So, I’ve been writing about the cards in my journal, but I’m behind in that a few days, and further behind in typing them up and posting them. I’ll try to catch up. You wouldn’t read five of them if I posted them today though, I don’t think.
Day Eighteen. November 1st. Four of Wands.
Definition: Sasha Graham says fours represent “stability”. But she says eights are “equilibrium,” so what’s the distinction? Waite says country life, repose, concord, harmony, prosperity, peace.
Detail: What is the Elsewhere Tarot presenting?

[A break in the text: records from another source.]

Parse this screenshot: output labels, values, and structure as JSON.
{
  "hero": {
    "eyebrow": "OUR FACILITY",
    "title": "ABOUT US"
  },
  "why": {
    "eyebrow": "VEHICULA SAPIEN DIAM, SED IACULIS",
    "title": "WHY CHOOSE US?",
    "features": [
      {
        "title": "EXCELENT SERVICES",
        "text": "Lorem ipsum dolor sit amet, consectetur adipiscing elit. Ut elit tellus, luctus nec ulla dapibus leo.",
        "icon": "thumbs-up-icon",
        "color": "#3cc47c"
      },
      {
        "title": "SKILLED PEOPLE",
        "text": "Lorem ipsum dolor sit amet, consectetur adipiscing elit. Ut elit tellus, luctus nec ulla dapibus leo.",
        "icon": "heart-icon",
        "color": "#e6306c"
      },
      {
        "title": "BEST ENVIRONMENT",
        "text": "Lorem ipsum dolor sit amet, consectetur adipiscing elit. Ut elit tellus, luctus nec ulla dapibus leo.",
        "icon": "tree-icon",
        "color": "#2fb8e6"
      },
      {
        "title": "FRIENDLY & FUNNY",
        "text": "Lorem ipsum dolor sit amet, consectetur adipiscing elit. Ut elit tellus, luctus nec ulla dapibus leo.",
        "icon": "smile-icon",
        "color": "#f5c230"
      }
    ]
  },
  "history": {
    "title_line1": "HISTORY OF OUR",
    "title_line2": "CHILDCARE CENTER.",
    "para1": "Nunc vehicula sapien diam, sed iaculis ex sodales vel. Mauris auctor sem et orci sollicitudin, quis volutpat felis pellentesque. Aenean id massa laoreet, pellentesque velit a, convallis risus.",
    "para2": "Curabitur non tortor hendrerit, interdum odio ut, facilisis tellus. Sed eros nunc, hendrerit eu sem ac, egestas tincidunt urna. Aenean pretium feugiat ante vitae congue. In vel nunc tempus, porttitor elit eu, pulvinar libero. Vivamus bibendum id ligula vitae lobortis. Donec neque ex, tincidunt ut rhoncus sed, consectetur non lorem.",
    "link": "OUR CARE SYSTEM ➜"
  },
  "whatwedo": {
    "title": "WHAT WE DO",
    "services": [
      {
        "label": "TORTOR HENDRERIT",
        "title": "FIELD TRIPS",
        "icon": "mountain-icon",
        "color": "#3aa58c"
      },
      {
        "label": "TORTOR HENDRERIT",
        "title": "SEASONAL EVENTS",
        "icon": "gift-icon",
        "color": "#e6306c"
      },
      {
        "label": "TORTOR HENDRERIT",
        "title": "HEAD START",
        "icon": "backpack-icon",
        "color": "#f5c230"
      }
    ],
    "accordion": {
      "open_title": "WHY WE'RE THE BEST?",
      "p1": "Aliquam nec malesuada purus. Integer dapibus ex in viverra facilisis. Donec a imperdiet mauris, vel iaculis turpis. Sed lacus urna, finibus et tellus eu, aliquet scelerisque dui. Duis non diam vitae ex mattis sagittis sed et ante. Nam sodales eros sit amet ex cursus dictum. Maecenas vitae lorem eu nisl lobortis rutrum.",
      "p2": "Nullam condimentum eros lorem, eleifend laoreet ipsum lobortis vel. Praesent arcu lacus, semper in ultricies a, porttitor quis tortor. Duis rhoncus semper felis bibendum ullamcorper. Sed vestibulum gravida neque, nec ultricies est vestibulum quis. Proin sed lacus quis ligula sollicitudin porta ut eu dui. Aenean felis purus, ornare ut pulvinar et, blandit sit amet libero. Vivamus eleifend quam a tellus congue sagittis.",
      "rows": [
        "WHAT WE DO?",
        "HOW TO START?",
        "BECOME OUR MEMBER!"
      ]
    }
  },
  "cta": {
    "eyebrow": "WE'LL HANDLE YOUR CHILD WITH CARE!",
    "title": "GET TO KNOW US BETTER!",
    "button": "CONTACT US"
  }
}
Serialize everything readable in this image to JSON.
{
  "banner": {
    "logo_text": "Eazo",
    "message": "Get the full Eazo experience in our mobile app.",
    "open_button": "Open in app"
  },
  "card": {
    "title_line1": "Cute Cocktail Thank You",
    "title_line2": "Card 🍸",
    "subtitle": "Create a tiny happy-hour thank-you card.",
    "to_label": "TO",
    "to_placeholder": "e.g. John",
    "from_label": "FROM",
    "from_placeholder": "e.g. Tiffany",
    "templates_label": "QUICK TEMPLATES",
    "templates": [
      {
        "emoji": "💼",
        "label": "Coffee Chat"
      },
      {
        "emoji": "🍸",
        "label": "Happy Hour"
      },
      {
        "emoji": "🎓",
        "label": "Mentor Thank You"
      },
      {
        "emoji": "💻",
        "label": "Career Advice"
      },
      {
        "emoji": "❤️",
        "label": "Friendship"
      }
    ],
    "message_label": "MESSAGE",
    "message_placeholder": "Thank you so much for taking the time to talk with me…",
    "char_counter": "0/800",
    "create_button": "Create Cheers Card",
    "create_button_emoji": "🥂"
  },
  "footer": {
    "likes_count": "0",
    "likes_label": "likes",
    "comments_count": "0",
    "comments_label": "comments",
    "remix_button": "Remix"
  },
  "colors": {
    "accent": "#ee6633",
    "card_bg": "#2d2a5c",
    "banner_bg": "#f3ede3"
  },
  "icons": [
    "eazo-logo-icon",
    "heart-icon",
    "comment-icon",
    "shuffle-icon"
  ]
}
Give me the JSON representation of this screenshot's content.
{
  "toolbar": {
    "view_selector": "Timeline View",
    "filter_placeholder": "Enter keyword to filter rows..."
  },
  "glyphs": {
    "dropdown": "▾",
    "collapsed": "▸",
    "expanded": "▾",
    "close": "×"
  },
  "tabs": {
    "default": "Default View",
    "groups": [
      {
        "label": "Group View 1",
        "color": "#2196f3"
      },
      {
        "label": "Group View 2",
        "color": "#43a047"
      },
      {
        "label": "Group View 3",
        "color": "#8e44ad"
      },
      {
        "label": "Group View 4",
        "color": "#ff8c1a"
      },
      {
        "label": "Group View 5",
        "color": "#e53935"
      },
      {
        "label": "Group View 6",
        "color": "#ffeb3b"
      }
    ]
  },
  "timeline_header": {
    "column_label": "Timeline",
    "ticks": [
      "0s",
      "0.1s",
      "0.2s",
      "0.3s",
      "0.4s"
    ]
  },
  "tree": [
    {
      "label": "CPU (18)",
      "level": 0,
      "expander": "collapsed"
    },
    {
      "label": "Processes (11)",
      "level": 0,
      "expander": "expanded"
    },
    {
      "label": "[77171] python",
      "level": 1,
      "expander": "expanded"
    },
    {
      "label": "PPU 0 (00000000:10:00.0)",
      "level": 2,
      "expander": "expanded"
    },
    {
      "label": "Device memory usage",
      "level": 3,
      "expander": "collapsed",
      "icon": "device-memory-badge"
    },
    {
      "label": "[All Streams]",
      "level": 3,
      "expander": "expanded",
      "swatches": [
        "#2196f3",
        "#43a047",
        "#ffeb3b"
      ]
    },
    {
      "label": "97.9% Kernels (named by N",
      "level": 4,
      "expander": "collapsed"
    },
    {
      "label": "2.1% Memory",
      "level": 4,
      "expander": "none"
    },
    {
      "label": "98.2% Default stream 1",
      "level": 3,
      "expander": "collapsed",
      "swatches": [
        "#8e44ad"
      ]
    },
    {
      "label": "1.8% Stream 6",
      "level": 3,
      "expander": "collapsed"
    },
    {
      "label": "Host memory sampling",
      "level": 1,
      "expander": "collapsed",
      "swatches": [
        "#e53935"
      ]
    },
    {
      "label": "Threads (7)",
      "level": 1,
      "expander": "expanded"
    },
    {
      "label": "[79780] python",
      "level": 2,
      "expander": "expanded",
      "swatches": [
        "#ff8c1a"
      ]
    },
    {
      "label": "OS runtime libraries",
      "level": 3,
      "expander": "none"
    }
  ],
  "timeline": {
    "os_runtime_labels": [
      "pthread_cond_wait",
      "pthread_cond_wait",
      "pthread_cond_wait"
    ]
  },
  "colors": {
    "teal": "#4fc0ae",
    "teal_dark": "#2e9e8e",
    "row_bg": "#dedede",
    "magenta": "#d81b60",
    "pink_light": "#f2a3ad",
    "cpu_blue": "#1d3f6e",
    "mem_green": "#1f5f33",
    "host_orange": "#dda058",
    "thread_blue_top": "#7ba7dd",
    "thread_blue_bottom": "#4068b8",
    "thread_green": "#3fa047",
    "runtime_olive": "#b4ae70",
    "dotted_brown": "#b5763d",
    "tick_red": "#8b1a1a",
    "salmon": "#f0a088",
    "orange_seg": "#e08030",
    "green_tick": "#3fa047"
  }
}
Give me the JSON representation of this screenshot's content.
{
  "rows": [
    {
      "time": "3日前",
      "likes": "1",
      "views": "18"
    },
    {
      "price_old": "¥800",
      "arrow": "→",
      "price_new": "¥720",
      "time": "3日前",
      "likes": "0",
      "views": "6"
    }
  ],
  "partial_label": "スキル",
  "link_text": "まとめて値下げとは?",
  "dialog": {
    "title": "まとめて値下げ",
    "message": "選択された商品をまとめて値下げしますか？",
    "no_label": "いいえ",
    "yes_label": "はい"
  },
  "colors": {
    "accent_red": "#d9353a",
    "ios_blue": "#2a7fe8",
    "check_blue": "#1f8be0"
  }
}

It’s two figures out in the sea watching the sunset (or sunrise) and a great…sand castle in the foreground that they must have made. It has shells and stones and sticks used in its construction. What does this represent? Creativity for its own sake. And the fact they’re looking at the sun, acknowledging how it enlivens them, and how it did during their beach day, it’s almost anti- of Pamela’s The Sun, which always feels to me like taking for granted its intentional gift to you that enlivens you. These two figures on the Elsewhere Four of Wands, one with a dark head and white body and one with a white head and dark body, had a great day, and have a relationship with the sun, and are connected despite their differences, capable of free making together. It’s ultimately frivolous. A sand castle. It’s play. But it’s still great. I have long felt the Sun as my significator, representing my capacity to be enlivening to others, and recognizing that my doings are consumed without awareness or gratitude. The figures on this card recognize and have an appreciation and relationship with the sun. I kind of love it.
Day: Hmm. A day of free creativity. I don’t really ever get a full day of that, but I get hours of it at times. Gratitude and a relationship with the enlivening forces in my life? I do my best to have that too. Mostly my creativity is pretty culturally purposeful, in contrast to the card, but not entirely so. It’s a great card. And maybe it’s a reminder that creativity is the basis of an affinity we need with others who might seem different otherwise.
Discovery: So…Pamela’s Four of Wands. A living garland strung between wands. Two women holding raised bouquets of flowers.There’s a moat with a bridge to an archway into a lovely medieval city with conical rooftops in the background. It’s a lovely, cloudless, sunny day. I’m not getting “stability” from it in a significant way. So if Pamela was following numerological themes with her cards, what could fours mean? The Four of Pentacles was a dude hoarding his coins, separated from others. Is the Four of Wands also a kind of separation? A joyful one? Celebration that others can’t partake in? I don’t feel that. The city in the background is pretty great too.I think this is just a card about what wands do to your emotional state. The women are alive with…desire? Why are the early wands so meh for Pamela and this one so free? How can it be the same essential energy? It’s pretty much the most joyful card so far across all the pentacles and the early wands. And there’s definitely a vibe affinity with the Elsewhere Four of Wands. But what’s the energy of the wands? Is desire the wrong word? The dude on Pamela’s Two of Wands wants to submit to the world and be made, but it’s not a particularly alive and embodied act. The dude on her Three of Wands wants to be made by mastering the world.
So…
Threes are about control. Fours are about being affected by the essential energy of the suit. Twos are about not having the energy — being able to see and want it, but not being in a position to have it.